– Будем знакомы, – сказал он ей тоном, каким говорил с детьми, отходящими после общей анестезии. – Меня зовут Санджей. А ты, как я понимаю, Марта. Верно?
Марта не ответила и лишь сильнее вжалась в сиденье.
– Не волнуйся и не принимай близко к сердцу. Эти девчонки от тебя отстанут. Такая публика есть в каждой школе. Говорю по собственному опыту. Меня обзывали по-всякому, в том числе и пакистанской свиньей, и говорили, чтобы я убирался туда, откуда приехал. Я пытался им объяснить, что родился в Уэмбли и что мои родители не пакистанцы, а индийцы, но одноклассники не желали слушать. И знаешь, где теперь эти ребята?
– Нет, – ответила Марта, все еще с беспокойством посматривая на двери вагона.
– Так я тебе расскажу. Один работает на очистительных сооружениях в Беррилендсе, причем вовсе не за столом в офисе сидит, если ты понимаешь, к чему я клоню. Второй давно числится в безработных и, сдается мне, вдобавок еще и игроман. Ну а третий, едва ему исполнилось двадцать, загремел в тюрьму за нанесение тяжких телесных повреждений.
Это была полнейшая ложь. Санджей понятия не имел, кем стали его тогдашние мучители, но ему нравилось придумывать им разные варианты несчастных судеб. Что бы ни казалось его пациентам, работа медбрата не делала Санджея святым.
– Пойми меня правильно. Я не злорадствую по поводу случившегося с ними. И тебе рассказываю об этом лишь по одной-единственной причине: у людей, которые издеваются над другими, обычно полным-полно собственных проблем. Ты даже не представляешь, как им бывает паршиво.
– А куда пошли работать вы? – спросила она, впервые посмотрев собеседнику в глаза.
– Я стал медбратом в больнице.
– Круто! – И Марта слегка улыбнулась.
Это была одна из самых приятных сторон его работы: стоило сказать, что ты медбрат, и люди улыбались.
– Так почему они тебя задирают? – осведомился Санджей. – Ты, наверное, слишком умная, и они тебе завидуют?
– Хотела бы я быть умной. Нет, я сделала одну жуткую, непростительную глупость. Винить некого, кроме себя самой.
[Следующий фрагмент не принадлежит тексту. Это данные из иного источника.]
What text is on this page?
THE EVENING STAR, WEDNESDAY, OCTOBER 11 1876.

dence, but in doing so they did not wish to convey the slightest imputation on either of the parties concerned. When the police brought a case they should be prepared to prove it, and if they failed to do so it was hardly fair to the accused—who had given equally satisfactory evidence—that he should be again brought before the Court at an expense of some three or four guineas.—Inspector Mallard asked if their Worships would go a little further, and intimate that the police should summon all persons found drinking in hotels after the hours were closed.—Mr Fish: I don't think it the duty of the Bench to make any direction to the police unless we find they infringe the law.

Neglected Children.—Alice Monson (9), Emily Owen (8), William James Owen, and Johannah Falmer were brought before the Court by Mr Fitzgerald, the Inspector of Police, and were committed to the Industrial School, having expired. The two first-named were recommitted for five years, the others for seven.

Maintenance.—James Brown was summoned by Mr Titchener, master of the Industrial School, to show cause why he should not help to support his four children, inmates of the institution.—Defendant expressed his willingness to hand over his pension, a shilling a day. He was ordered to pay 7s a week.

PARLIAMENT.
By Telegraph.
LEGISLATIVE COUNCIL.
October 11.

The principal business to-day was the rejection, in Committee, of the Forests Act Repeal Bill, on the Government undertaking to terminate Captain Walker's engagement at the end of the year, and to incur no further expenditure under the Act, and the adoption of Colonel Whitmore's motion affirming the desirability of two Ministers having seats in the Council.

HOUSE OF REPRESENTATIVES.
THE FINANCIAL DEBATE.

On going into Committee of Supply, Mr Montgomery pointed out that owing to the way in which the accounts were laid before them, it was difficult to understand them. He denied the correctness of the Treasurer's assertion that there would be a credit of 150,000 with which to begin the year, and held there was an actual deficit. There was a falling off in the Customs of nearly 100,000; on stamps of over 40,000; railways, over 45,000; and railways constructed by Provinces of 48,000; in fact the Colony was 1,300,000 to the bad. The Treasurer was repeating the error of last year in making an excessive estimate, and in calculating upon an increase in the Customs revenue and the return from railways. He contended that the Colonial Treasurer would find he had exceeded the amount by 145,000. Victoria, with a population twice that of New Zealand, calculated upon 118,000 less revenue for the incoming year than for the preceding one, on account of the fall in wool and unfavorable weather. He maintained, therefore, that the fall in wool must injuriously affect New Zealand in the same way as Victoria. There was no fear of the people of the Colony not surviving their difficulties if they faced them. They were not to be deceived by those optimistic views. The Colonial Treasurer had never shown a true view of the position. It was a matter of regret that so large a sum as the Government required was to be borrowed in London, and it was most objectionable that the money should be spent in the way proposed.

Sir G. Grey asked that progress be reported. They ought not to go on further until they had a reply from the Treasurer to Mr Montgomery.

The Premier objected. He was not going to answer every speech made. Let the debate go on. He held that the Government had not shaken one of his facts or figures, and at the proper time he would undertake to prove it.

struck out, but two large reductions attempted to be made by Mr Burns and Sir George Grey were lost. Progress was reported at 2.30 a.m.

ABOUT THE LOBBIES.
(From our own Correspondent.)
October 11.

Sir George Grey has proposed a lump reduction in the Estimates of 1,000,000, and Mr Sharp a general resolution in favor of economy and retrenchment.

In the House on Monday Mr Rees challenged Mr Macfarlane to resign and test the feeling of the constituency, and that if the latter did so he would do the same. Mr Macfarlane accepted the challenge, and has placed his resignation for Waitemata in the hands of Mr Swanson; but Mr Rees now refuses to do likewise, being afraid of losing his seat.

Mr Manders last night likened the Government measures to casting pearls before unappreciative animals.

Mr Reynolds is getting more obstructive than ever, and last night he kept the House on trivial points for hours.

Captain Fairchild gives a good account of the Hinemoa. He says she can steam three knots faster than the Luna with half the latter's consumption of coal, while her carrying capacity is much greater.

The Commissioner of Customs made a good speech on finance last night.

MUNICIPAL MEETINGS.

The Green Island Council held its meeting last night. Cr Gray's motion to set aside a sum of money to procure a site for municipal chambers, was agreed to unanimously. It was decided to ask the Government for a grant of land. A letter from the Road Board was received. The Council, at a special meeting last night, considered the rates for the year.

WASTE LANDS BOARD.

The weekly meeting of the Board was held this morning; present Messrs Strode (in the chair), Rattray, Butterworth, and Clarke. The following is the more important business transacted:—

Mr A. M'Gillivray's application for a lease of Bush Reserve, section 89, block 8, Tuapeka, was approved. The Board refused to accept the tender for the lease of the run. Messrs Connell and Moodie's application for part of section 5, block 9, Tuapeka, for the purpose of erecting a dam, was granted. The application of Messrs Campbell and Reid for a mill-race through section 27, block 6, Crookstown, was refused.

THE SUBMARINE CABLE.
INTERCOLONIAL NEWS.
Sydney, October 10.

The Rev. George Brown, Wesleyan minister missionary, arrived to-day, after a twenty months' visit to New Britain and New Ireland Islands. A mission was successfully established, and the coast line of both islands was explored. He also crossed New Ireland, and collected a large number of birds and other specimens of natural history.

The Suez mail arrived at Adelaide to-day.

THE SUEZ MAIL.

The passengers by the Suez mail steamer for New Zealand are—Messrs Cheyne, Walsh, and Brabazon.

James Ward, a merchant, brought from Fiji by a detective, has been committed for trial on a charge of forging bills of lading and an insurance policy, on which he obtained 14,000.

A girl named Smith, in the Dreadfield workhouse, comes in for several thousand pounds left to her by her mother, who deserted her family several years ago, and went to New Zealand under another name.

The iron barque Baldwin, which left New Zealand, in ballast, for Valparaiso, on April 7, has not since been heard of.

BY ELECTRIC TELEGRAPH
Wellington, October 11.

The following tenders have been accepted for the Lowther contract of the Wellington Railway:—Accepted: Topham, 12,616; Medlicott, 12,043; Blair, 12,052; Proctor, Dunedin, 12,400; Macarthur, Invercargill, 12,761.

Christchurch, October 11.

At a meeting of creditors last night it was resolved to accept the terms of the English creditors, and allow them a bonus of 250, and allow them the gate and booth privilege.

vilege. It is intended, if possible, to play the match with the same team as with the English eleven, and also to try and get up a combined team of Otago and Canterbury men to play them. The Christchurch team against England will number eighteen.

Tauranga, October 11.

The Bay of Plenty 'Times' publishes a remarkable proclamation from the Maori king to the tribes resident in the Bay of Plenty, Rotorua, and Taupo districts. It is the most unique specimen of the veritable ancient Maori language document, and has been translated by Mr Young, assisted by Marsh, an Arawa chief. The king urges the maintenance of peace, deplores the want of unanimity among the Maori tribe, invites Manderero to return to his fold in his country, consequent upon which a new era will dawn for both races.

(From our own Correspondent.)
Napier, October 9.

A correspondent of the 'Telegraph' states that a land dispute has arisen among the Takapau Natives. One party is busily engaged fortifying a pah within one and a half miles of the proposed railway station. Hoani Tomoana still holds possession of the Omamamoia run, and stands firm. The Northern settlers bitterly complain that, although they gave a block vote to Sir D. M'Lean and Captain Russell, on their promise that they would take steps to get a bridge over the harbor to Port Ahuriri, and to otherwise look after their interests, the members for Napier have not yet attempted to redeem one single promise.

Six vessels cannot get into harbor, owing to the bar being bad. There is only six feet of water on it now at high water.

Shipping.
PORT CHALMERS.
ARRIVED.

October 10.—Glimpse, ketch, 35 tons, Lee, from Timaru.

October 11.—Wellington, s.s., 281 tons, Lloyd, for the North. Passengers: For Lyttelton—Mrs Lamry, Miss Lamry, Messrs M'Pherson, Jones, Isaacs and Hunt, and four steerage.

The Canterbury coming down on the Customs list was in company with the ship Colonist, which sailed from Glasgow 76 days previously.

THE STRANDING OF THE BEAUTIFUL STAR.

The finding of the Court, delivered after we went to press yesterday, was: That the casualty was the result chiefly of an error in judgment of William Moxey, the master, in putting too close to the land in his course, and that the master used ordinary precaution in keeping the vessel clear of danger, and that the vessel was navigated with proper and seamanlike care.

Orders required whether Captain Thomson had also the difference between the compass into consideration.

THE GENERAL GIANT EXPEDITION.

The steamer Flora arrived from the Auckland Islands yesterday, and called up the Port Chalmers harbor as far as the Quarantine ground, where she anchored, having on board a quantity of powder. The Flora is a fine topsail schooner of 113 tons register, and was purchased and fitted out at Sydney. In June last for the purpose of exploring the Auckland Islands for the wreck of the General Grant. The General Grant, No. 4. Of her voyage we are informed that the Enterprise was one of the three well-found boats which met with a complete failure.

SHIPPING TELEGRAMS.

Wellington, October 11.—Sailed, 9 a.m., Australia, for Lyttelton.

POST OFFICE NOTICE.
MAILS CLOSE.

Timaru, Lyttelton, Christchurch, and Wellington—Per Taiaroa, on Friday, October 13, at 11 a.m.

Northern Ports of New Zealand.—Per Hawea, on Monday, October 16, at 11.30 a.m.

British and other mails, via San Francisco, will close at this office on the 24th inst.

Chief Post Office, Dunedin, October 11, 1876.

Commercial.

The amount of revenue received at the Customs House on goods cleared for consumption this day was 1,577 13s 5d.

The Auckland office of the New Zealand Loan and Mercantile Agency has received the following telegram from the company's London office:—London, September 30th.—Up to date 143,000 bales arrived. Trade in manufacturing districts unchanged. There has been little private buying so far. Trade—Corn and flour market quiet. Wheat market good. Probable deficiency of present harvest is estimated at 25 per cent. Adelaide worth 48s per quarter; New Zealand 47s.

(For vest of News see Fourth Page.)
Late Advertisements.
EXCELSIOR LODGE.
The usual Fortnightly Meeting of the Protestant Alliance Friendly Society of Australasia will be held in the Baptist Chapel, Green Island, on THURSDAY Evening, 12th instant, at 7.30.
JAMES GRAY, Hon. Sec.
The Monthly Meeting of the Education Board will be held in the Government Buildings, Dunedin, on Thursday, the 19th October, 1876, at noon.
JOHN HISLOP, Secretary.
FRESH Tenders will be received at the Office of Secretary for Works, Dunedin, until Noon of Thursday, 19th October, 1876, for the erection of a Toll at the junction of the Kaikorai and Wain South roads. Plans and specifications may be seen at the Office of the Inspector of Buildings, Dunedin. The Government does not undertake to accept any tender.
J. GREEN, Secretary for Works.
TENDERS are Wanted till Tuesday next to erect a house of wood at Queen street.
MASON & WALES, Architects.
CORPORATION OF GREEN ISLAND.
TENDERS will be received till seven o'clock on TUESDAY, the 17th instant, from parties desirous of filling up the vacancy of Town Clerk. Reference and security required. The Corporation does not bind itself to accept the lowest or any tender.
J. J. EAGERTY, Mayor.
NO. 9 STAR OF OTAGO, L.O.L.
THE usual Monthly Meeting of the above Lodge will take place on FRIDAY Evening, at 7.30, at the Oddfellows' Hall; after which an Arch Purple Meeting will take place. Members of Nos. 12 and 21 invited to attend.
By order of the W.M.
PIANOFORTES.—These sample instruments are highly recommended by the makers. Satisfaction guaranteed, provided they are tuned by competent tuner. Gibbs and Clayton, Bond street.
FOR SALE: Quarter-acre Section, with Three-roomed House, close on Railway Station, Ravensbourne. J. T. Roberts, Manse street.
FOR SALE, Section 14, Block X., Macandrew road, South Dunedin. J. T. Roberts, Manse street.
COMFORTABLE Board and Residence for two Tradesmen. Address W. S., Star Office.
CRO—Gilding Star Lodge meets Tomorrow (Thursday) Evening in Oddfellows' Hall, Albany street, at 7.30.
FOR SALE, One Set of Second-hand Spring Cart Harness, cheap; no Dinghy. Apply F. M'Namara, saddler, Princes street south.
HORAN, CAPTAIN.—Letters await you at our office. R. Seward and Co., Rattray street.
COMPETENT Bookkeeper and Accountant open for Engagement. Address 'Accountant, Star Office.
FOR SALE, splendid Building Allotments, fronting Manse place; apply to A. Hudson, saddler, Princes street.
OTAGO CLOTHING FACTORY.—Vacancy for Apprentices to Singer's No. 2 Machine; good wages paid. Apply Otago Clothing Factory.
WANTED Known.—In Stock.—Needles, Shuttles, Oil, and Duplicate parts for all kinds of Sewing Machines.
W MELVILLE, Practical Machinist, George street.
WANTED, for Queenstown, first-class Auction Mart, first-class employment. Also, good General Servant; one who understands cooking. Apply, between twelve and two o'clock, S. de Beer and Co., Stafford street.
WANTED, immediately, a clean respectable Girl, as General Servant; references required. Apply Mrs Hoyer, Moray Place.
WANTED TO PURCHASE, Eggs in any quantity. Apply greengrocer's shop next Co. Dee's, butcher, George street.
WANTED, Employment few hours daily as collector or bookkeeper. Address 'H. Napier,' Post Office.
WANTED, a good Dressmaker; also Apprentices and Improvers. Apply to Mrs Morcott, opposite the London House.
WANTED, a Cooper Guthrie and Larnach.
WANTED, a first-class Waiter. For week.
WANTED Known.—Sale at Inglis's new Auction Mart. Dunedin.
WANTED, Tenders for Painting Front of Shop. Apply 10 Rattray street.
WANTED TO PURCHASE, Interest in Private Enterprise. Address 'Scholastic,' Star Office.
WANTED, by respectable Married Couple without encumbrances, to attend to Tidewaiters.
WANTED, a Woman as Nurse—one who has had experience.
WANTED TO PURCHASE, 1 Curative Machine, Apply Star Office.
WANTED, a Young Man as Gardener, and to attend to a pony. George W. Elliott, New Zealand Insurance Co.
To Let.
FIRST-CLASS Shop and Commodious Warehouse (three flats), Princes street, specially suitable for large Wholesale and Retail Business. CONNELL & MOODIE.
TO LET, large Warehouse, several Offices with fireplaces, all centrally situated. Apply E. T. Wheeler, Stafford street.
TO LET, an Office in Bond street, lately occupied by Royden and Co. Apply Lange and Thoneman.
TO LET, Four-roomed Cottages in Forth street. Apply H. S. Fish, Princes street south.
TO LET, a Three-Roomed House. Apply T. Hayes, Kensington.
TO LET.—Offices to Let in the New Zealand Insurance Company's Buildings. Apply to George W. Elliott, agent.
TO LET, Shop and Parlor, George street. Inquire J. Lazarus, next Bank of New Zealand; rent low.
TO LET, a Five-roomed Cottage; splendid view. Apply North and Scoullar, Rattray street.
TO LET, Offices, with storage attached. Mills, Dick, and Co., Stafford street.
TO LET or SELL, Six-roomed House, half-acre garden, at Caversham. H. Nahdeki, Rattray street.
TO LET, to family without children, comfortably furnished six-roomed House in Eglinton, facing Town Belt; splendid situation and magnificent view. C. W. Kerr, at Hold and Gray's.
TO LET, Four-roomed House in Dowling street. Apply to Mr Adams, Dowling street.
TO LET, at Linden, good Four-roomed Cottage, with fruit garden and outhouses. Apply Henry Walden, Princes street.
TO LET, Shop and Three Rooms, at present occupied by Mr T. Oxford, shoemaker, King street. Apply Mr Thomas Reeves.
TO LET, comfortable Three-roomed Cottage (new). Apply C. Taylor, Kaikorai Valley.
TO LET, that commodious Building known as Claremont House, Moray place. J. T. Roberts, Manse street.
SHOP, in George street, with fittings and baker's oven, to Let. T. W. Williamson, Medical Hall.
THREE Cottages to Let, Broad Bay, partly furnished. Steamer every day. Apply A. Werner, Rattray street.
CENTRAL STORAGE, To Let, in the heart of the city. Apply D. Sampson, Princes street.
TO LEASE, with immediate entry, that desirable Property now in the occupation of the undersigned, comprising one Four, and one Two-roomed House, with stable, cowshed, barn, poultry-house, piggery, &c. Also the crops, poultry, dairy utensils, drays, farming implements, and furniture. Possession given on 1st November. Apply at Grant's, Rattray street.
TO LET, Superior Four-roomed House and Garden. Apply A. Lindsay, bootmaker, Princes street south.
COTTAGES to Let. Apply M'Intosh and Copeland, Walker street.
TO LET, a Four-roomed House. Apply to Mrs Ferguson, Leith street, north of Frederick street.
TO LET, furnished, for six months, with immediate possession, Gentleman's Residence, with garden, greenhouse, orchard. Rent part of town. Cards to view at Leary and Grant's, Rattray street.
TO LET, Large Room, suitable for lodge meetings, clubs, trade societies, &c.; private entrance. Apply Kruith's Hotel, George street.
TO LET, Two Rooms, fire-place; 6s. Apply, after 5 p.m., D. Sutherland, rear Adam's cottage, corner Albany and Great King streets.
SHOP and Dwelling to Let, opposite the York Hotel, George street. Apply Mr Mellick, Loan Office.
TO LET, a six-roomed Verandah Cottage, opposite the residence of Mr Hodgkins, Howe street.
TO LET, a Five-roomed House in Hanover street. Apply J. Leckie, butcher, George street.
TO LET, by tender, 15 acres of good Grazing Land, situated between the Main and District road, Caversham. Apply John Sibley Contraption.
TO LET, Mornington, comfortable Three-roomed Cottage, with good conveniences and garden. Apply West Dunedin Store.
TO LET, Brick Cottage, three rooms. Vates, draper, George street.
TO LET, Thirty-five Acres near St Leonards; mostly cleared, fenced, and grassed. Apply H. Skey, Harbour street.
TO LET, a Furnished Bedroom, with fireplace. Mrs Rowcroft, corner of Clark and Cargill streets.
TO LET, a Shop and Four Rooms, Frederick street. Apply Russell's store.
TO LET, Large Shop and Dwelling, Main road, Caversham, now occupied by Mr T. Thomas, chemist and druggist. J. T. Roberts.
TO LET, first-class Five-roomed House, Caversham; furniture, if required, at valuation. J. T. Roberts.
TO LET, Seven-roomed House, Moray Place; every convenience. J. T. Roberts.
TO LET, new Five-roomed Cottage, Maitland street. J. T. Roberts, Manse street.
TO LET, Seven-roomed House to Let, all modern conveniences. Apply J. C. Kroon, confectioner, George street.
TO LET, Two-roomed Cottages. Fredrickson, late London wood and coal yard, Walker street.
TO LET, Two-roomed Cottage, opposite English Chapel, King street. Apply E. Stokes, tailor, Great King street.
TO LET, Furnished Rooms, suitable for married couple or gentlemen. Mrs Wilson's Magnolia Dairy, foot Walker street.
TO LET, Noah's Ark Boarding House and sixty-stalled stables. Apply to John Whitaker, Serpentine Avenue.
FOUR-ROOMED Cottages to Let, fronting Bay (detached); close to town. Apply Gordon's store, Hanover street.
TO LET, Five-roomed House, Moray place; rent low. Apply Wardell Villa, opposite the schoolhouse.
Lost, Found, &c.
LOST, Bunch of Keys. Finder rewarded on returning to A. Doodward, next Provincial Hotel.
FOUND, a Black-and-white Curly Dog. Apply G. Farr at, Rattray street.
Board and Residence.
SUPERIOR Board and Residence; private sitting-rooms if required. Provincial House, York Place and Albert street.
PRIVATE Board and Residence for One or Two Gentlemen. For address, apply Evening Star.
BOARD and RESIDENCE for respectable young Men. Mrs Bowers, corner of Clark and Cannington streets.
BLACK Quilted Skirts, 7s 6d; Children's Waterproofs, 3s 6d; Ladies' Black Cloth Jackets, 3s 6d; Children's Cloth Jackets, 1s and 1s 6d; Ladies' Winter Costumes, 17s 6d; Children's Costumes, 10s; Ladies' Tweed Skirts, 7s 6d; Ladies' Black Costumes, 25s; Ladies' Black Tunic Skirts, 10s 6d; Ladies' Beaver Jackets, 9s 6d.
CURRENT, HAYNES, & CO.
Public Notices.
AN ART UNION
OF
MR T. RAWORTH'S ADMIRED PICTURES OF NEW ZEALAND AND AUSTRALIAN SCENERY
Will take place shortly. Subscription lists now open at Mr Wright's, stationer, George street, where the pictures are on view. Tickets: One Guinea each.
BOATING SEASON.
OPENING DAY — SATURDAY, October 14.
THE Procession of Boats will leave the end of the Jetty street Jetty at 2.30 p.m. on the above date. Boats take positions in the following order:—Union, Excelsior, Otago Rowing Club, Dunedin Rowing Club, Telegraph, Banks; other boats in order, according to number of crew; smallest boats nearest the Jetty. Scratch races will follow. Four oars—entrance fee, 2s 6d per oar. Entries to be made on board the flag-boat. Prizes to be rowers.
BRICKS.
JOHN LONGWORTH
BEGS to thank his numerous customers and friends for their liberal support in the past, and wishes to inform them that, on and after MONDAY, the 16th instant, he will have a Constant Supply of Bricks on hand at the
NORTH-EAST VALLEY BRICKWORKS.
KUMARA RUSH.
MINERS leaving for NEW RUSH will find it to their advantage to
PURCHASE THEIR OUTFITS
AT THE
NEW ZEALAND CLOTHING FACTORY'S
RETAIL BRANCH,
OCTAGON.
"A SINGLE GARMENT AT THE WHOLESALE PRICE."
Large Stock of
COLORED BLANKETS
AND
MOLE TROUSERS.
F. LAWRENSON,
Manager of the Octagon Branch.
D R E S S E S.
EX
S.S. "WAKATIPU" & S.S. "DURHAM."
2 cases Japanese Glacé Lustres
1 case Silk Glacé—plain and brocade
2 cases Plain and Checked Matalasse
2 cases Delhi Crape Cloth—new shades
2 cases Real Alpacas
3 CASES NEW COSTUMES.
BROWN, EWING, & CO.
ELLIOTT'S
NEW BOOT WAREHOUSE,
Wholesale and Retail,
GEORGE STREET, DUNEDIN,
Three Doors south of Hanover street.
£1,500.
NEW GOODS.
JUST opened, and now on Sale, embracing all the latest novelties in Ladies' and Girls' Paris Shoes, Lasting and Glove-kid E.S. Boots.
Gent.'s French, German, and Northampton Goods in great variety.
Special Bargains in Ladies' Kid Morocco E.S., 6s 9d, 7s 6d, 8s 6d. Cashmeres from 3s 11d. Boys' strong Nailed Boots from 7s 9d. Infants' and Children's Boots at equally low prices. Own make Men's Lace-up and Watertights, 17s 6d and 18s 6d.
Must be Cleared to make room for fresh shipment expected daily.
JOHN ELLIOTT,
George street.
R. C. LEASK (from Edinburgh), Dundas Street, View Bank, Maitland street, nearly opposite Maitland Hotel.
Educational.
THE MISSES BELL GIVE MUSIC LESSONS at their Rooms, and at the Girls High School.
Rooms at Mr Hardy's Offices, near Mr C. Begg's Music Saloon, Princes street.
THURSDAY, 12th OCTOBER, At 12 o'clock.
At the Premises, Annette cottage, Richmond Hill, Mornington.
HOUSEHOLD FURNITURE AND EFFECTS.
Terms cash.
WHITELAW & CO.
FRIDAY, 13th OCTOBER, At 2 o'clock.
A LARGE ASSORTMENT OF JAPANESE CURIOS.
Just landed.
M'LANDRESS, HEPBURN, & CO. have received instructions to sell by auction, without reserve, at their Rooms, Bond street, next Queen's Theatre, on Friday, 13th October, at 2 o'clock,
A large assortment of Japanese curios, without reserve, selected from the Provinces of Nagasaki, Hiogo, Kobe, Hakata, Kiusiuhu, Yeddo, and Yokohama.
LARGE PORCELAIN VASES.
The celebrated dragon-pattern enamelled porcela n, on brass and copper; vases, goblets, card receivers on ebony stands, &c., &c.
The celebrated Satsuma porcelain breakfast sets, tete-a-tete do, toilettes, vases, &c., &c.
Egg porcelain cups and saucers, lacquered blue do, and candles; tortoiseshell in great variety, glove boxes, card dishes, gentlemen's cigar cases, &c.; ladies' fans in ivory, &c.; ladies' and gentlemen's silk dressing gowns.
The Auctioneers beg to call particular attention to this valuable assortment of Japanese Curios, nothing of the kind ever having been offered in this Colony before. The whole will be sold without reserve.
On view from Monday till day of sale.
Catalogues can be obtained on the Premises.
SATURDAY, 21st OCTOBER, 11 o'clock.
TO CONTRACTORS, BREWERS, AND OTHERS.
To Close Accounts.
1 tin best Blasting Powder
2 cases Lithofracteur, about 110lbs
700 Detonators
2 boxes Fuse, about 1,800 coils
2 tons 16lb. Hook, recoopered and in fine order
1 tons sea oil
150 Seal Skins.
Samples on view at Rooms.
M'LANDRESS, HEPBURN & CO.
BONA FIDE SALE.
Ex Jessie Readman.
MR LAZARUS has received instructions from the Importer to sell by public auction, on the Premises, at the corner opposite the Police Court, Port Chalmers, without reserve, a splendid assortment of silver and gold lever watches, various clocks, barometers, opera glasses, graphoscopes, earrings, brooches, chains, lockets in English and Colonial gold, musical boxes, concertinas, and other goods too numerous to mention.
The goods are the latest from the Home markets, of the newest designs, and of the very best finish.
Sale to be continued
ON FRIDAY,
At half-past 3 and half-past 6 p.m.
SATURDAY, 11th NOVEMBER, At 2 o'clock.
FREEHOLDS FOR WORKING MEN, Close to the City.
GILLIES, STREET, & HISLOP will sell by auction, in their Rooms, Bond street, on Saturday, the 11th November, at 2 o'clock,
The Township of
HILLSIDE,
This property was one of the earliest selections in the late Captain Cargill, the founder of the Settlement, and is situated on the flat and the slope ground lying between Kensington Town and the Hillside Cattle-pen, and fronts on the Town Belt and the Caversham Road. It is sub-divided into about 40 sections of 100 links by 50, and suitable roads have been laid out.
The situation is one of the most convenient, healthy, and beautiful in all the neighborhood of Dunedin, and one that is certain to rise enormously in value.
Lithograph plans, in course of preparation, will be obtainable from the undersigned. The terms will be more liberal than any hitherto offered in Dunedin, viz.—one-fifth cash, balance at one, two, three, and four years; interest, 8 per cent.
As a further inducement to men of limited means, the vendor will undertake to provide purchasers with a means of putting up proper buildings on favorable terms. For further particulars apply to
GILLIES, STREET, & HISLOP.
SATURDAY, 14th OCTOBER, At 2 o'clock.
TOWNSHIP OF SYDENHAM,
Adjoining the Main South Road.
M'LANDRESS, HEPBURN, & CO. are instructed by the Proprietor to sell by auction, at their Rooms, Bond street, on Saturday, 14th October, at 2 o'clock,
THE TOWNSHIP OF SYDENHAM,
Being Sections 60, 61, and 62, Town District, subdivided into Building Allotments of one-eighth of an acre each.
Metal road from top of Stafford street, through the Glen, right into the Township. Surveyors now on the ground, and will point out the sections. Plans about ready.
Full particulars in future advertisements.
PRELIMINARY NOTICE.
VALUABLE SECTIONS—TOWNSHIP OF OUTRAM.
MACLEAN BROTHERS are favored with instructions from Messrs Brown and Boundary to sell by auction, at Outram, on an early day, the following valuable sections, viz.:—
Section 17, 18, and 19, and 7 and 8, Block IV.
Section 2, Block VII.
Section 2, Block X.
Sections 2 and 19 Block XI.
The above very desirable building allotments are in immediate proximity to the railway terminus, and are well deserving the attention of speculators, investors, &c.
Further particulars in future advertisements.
И теперь друзья меня сторонятся, словно бы у меня заразная болезнь или что-то в этом роде. Я превратилась в призрак.
Санджей боялся спугнуть Марту и не стал спрашивать, в чем именно состояла ее глупость. Он хорошо помнил собственные школьные годы и потому примерно догадывался, как это бывает. Помочь девочке он при всем желании не мог. Зато он знал ту, кто сможет.
– Послушай, Марта. В этом поезде постоянно ездит одна женщина. Ее зовут Айона. Ты, наверное, ее видела. У нее длинные волосы, она потрясающе одевается и всегда берет с собой французского бульдога, которого часто сажает на отдельное место.
Марта энергично закивала:
– Я хорошо ее знаю! В смысле, внешне. Только имени не знала. Я про себя называла ее Дама-с-Волшебной-Сумкой. Мне кажется, ее сумка – это портал в другую вселенную. Оттуда появляется больше вещей, чем может поместиться. А однажды она за меня вступилась. Я ехала в школу, и меня стошнило. Прямо в вагоне.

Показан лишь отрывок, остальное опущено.